2026-04-06	DeepSeek V4 confirmed to run on Huawei chips — Reuters and The Information report (Apr 3) that the new model will operate on Huawei-designed chips, with Alibaba, ByteDance, and Tencent placing bulk orders for hundreds of thousands of Huawei AI chips ahead of launch (Reuters, The Information). This is the most concrete evidence yet of China building a self-sufficient AI hardware stack independent of Nvidia. Separately, MiniMax released M2.5 (80.2% SWE-bench) and M2.7 (56.22% on SWE-Pro, matching GPT-5.3-Codex) — Chinese models competitive on coding benchmarks. However, US models continue advancing: Gemini 3.1 Pro leads 13 of 16 benchmarks, Anthropic Mythos in testing. Net assessment: gap narrowing on standard benchmarks but may be widening on novel evaluations (ARC-AGI 2). No status change.
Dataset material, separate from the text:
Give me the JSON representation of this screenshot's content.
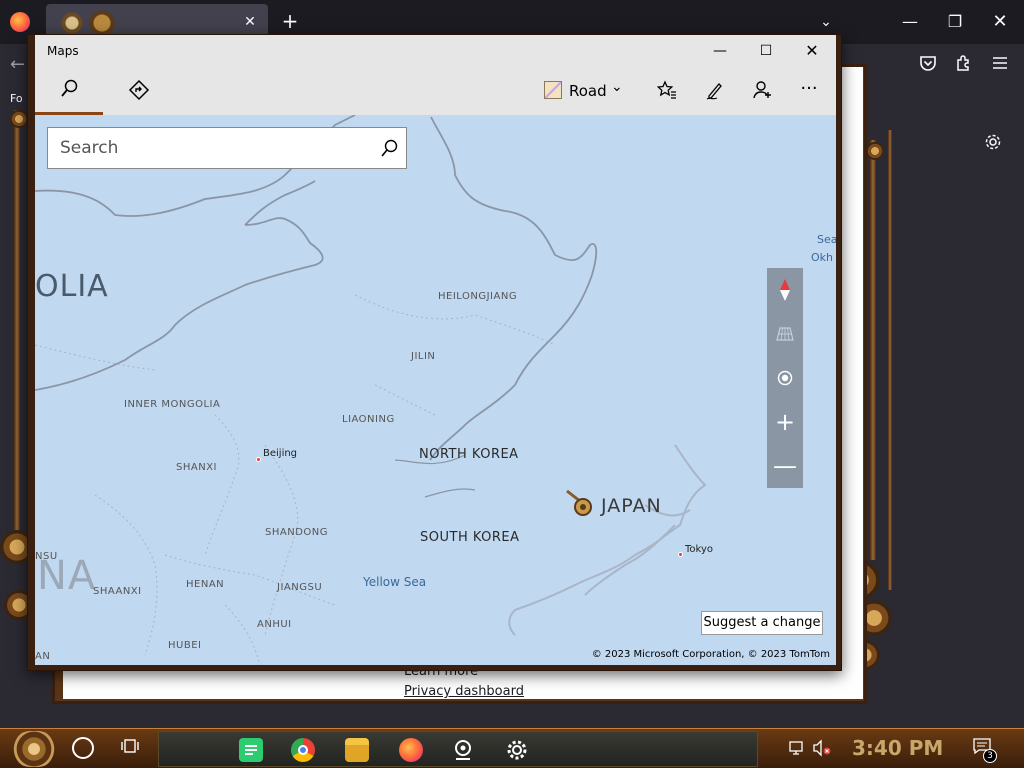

2026-03-30	DeepSeek V4 Lite appeared on the DeepSeek web interface on March 9, 2026, with improved coding performance and a knowledge cutoff of May 2025 — but the full V4 remains unreleased despite multiple predicted launch windows passing (PromptZone). The full model (1T parameters, MoE, Huawei Ascend training) was expected in February but is still delayed. Leaked benchmarks (unverified) claim 80%+ SWE-bench and 90% HumanEval. Meanwhile, a mystery model “Hunter Alpha” was found in testing and initially attributed to DeepSeek but revealed to be Xiaomi’s model (Reuters). With US models (GPT-5.4, Anthropic Mythos in testing) advancing while China’s next major release slips, the gap assessment remains uncertain but may be widening slightly.
2026-03-16	DeepSeek V4 withheld from US chipmakers (Nvidia, AMD), granting Huawei exclusive early access (Reuters, Feb 26). Signals growing US-China AI decoupling in model ecosystem. DeepSeek V4 benchmarks not yet public but preferential treatment of domestic hardware suggests strategic positioning. Meanwhile US frontier models (GPT-5.4, Opus 4.6, Gemini 3.1 Pro) pushed benchmarks further — gap assessment depends on V4 performance data. No status change pending V4 benchmarks.
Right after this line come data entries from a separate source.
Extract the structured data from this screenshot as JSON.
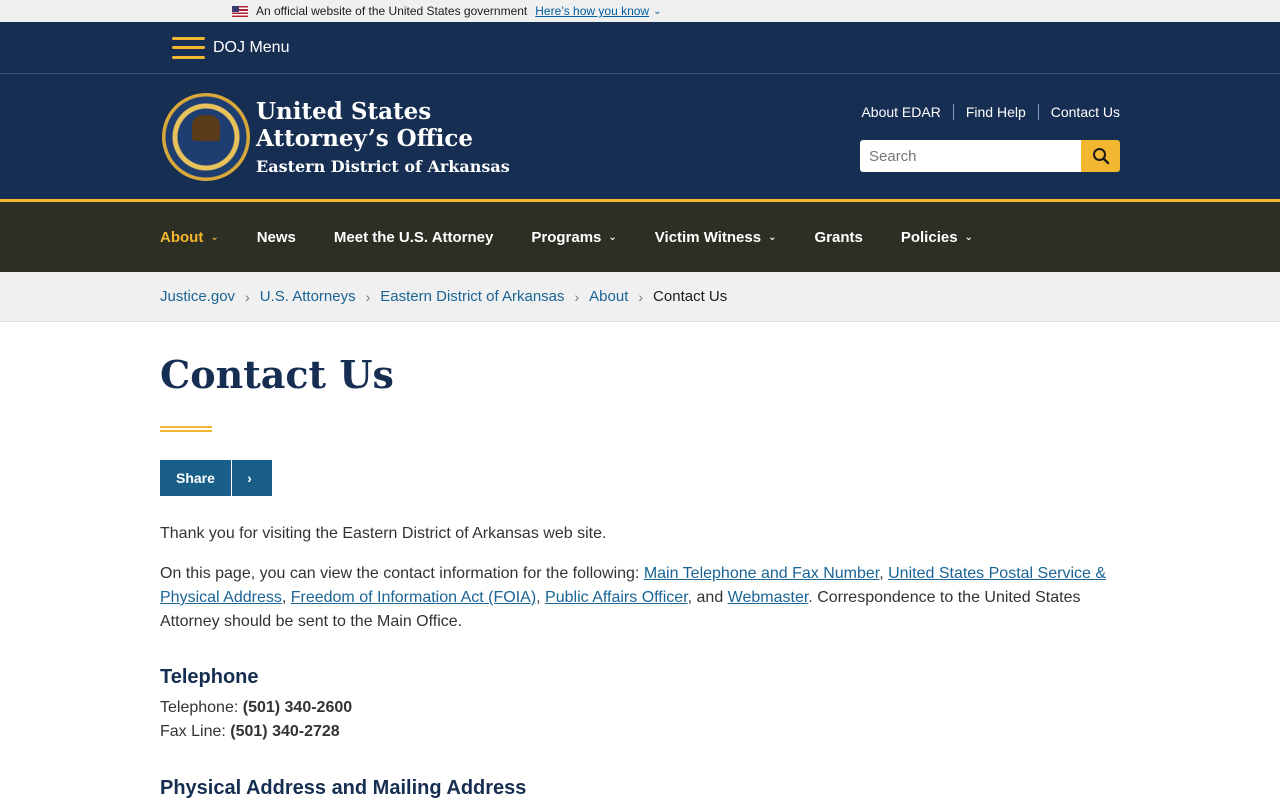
{
  "gov_banner": {
    "text": "An official website of the United States government",
    "link": "Here’s how you know"
  },
  "doj_menu": {
    "label": "DOJ Menu"
  },
  "header": {
    "title_line1": "United States",
    "title_line2": "Attorney’s Office",
    "title_line3": "Eastern District of Arkansas",
    "utility_links": [
      "About EDAR",
      "Find Help",
      "Contact Us"
    ],
    "search_placeholder": "Search"
  },
  "nav": {
    "items": [
      "About",
      "News",
      "Meet the U.S. Attorney",
      "Programs",
      "Victim Witness",
      "Grants",
      "Policies"
    ],
    "active": "About"
  },
  "breadcrumb": {
    "items": [
      "Justice.gov",
      "U.S. Attorneys",
      "Eastern District of Arkansas",
      "About"
    ],
    "current": "Contact Us"
  },
  "content": {
    "title": "Contact Us",
    "share_label": "Share",
    "intro": "Thank you for visiting the Eastern District of Arkansas web site.",
    "body_prefix": "On this page, you can view the contact information for the following: ",
    "links": [
      "Main Telephone and Fax Number",
      "United States Postal Service & Physical Address",
      "Freedom of Information Act (FOIA)",
      "Public Affairs Officer",
      "Webmaster"
    ],
    "sep_comma": ", ",
    "sep_and": ", and ",
    "body_suffix": ". Correspondence to the United States Attorney should be sent to the Main Office.",
    "telephone_heading": "Telephone",
    "telephone_label": "Telephone: ",
    "telephone_value": "(501) 340-2600",
    "fax_label": "Fax Line: ",
    "fax_value": "(501) 340-2728",
    "address_heading": "Physical Address and Mailing Address"
  },
  "colors": {
    "navy": "#162e51",
    "gold": "#f2b630",
    "nav_bg": "#2d2e24",
    "link": "#1a6496"
  }
}
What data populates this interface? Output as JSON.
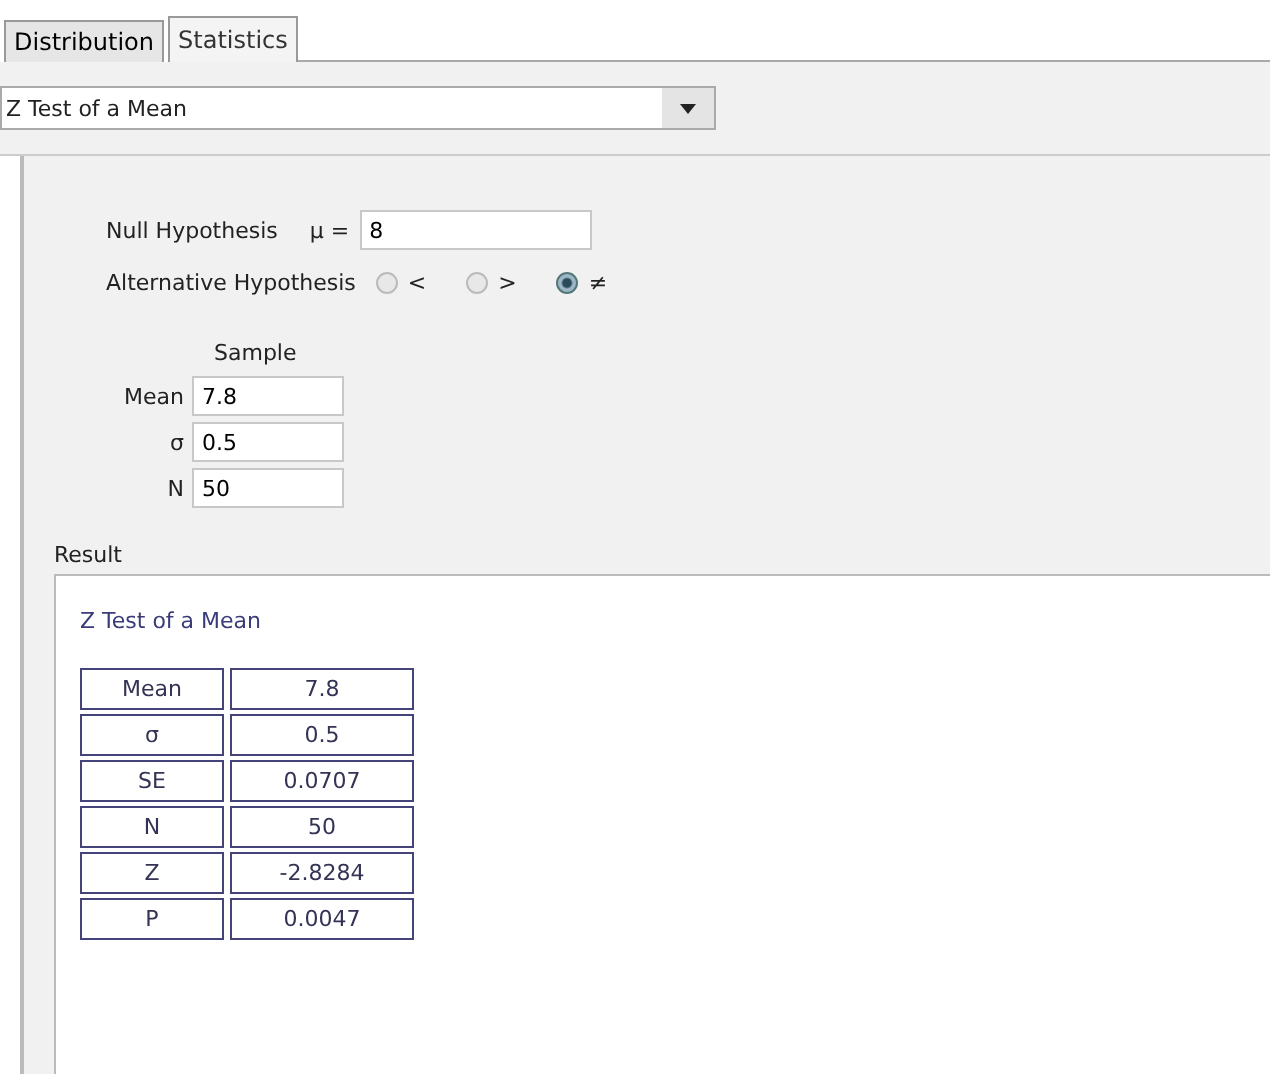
{
  "tabs": [
    {
      "label": "Distribution",
      "selected": false
    },
    {
      "label": "Statistics",
      "selected": true
    }
  ],
  "test_select": {
    "value": "Z Test of a Mean"
  },
  "null_hypothesis": {
    "label": "Null Hypothesis",
    "symbol": "μ =",
    "value": "8"
  },
  "alternative_hypothesis": {
    "label": "Alternative Hypothesis",
    "options": [
      {
        "label": "<",
        "selected": false
      },
      {
        "label": ">",
        "selected": false
      },
      {
        "label": "≠",
        "selected": true
      }
    ]
  },
  "sample": {
    "heading": "Sample",
    "fields": [
      {
        "label": "Mean",
        "value": "7.8"
      },
      {
        "label": "σ",
        "value": "0.5"
      },
      {
        "label": "N",
        "value": "50"
      }
    ]
  },
  "result": {
    "label": "Result",
    "title": "Z Test of a Mean",
    "rows": [
      {
        "name": "Mean",
        "value": "7.8"
      },
      {
        "name": "σ",
        "value": "0.5"
      },
      {
        "name": "SE",
        "value": "0.0707"
      },
      {
        "name": "N",
        "value": "50"
      },
      {
        "name": "Z",
        "value": "-2.8284"
      },
      {
        "name": "P",
        "value": "0.0047"
      }
    ]
  }
}
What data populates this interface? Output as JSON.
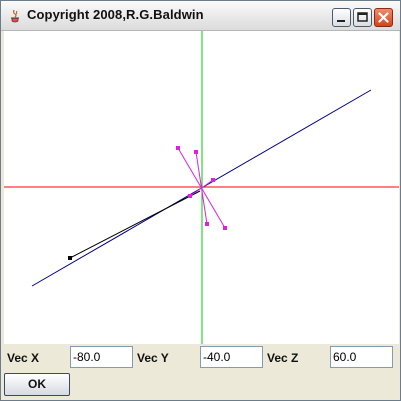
{
  "window": {
    "title": "Copyright 2008,R.G.Baldwin"
  },
  "controls": {
    "vec_x": {
      "label": "Vec X",
      "value": "-80.0"
    },
    "vec_y": {
      "label": "Vec Y",
      "value": "-40.0"
    },
    "vec_z": {
      "label": "Vec Z",
      "value": "60.0"
    },
    "ok_label": "OK"
  },
  "colors": {
    "x_axis": "#ff0000",
    "y_axis": "#00cc00",
    "z_axis": "#00008b",
    "marker": "#e020e0",
    "vector": "#000000"
  }
}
2026-03	Gap appears variable: 3 months on standard benchmarks, 8+ months on novel evaluations like ARC-AGI 2. The predicted ‘6 months’ may overstate Chinese capabilities on harder evaluations.
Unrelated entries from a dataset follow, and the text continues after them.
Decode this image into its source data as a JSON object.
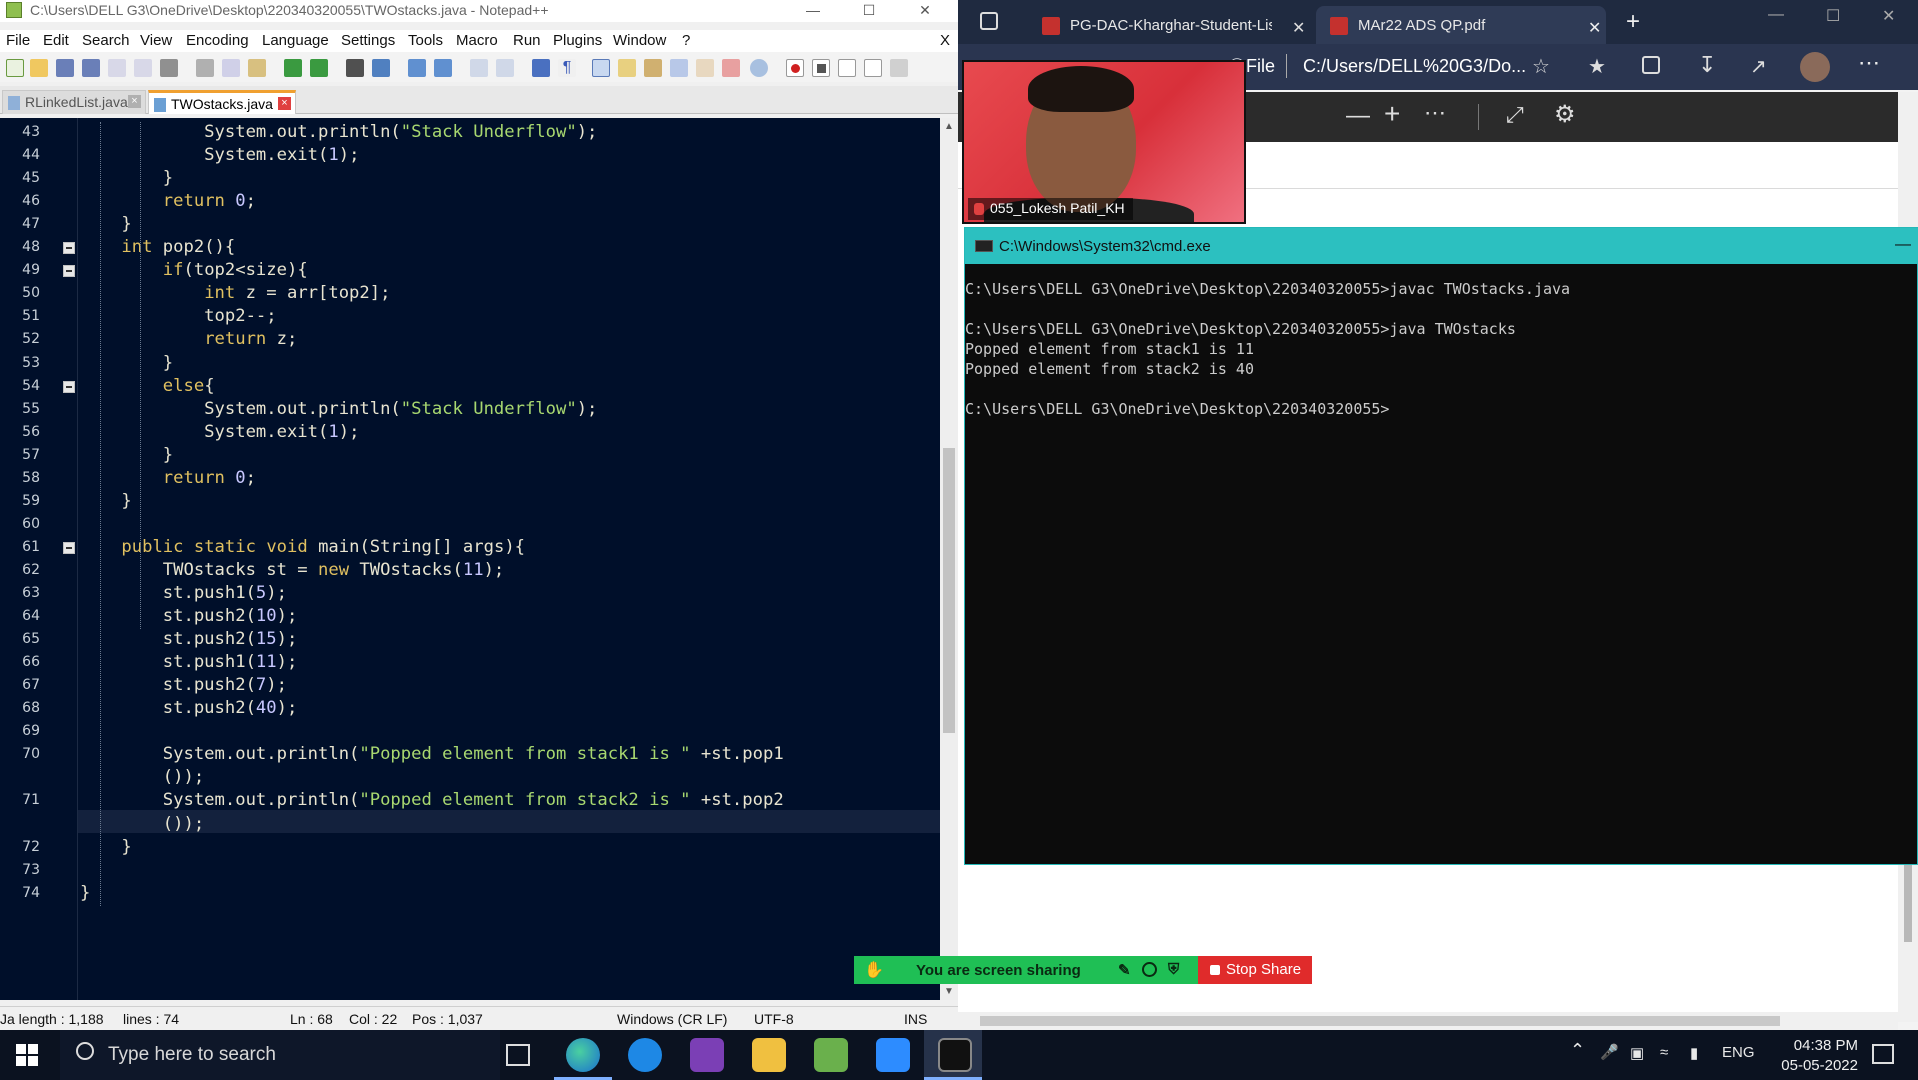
{
  "notepad": {
    "title": "C:\\Users\\DELL G3\\OneDrive\\Desktop\\220340320055\\TWOstacks.java - Notepad++",
    "close_x": "X",
    "menu": [
      "File",
      "Edit",
      "Search",
      "View",
      "Encoding",
      "Language",
      "Settings",
      "Tools",
      "Macro",
      "Run",
      "Plugins",
      "Window",
      "?"
    ],
    "tabs": [
      {
        "label": "RLinkedList.java"
      },
      {
        "label": "TWOstacks.java"
      }
    ],
    "lines": [
      {
        "n": "43",
        "code": "            System.out.println(\"Stack Underflow\");"
      },
      {
        "n": "44",
        "code": "            System.exit(1);"
      },
      {
        "n": "45",
        "code": "        }"
      },
      {
        "n": "46",
        "code": "        return 0;"
      },
      {
        "n": "47",
        "code": "    }"
      },
      {
        "n": "48",
        "code": "    int pop2(){"
      },
      {
        "n": "49",
        "code": "        if(top2<size){"
      },
      {
        "n": "50",
        "code": "            int z = arr[top2];"
      },
      {
        "n": "51",
        "code": "            top2--;"
      },
      {
        "n": "52",
        "code": "            return z;"
      },
      {
        "n": "53",
        "code": "        }"
      },
      {
        "n": "54",
        "code": "        else{"
      },
      {
        "n": "55",
        "code": "            System.out.println(\"Stack Underflow\");"
      },
      {
        "n": "56",
        "code": "            System.exit(1);"
      },
      {
        "n": "57",
        "code": "        }"
      },
      {
        "n": "58",
        "code": "        return 0;"
      },
      {
        "n": "59",
        "code": "    }"
      },
      {
        "n": "60",
        "code": ""
      },
      {
        "n": "61",
        "code": "    public static void main(String[] args){"
      },
      {
        "n": "62",
        "code": "        TWOstacks st = new TWOstacks(11);"
      },
      {
        "n": "63",
        "code": "        st.push1(5);"
      },
      {
        "n": "64",
        "code": "        st.push2(10);"
      },
      {
        "n": "65",
        "code": "        st.push2(15);"
      },
      {
        "n": "66",
        "code": "        st.push1(11);"
      },
      {
        "n": "67",
        "code": "        st.push2(7);"
      },
      {
        "n": "68",
        "code": "        st.push2(40);"
      },
      {
        "n": "69",
        "code": ""
      },
      {
        "n": "70",
        "code": "        System.out.println(\"Popped element from stack1 is \" +st.pop1"
      },
      {
        "n": "",
        "code": "        ());"
      },
      {
        "n": "71",
        "code": "        System.out.println(\"Popped element from stack2 is \" +st.pop2"
      },
      {
        "n": "",
        "code": "        ());"
      },
      {
        "n": "72",
        "code": "    }"
      },
      {
        "n": "73",
        "code": ""
      },
      {
        "n": "74",
        "code": "}"
      }
    ],
    "status": {
      "length": "Ja length : 1,188",
      "lines": "lines : 74",
      "ln": "Ln : 68",
      "col": "Col : 22",
      "pos": "Pos : 1,037",
      "eol": "Windows (CR LF)",
      "encoding": "UTF-8",
      "mode": "INS"
    }
  },
  "edge": {
    "tabs": [
      {
        "label": "PG-DAC-Kharghar-Student-List.p"
      },
      {
        "label": "MAr22 ADS QP.pdf"
      }
    ],
    "address": {
      "scheme_label": "File",
      "url": "C:/Users/DELL%20G3/Do..."
    }
  },
  "webcam": {
    "name": "055_Lokesh Patil_KH"
  },
  "cmd": {
    "title": "C:\\Windows\\System32\\cmd.exe",
    "lines": [
      "C:\\Users\\DELL G3\\OneDrive\\Desktop\\220340320055>javac TWOstacks.java",
      "",
      "C:\\Users\\DELL G3\\OneDrive\\Desktop\\220340320055>java TWOstacks",
      "Popped element from stack1 is 11",
      "Popped element from stack2 is 40",
      "",
      "C:\\Users\\DELL G3\\OneDrive\\Desktop\\220340320055>"
    ]
  },
  "share": {
    "status": "You are screen sharing",
    "stop_label": "Stop Share"
  },
  "taskbar": {
    "search_placeholder": "Type here to search",
    "language": "ENG",
    "time": "04:38 PM",
    "date": "05-05-2022"
  },
  "colors": {
    "editor_bg": "#000f2a",
    "cmd_title": "#2cc0c0",
    "share_green": "#1fbf55",
    "stop_red": "#e02b2b"
  }
}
2025-12	DeepSeek-V3 and Qwen models competitive on standard benchmarks, narrowing measured gap to ~3 months on some tasks.
2025-09	DeepSeek reveals R1 training cost of $294,000 — a dramatic demonstration that China can train competitive models without U.S.-level compute. Alibaba’s Qwen3-Max (1T+ parameters, September 24) claims to outperform Claude and DeepSeek-V3.1 on certain agentic benchmarks. China’s frontier model development appears resilient under compute constraints.
2025-08	DeepSeek releases upgraded V3.1 optimized for domestic chips using UE8M0 FP8 precision format, signaling active adaptation to export control constraints. Combined with June 2025 METR finding of ~6-month capability gap, China’s strategy appears to be efficiency-focused rather than compute-scaling-focused.
2025-06	METR publishes evaluation of mid-2025 DeepSeek and Qwen models (June 27): “autonomous capabilities of mid-2025 DeepSeek models similar to capabilities of frontier models from late 2024.” METR data confirms approximately 6-month gap on agentic tasks — real but not as large as some export-control-based forecasts assumed.
2025-04	Alibaba releases Qwen3 (April 28): 235B-A22B MoE model with benchmark scores competitive with some closed frontier models. Apache 2.0. Suggests China’s open-source AI ecosystem is not standing still under compute constraints.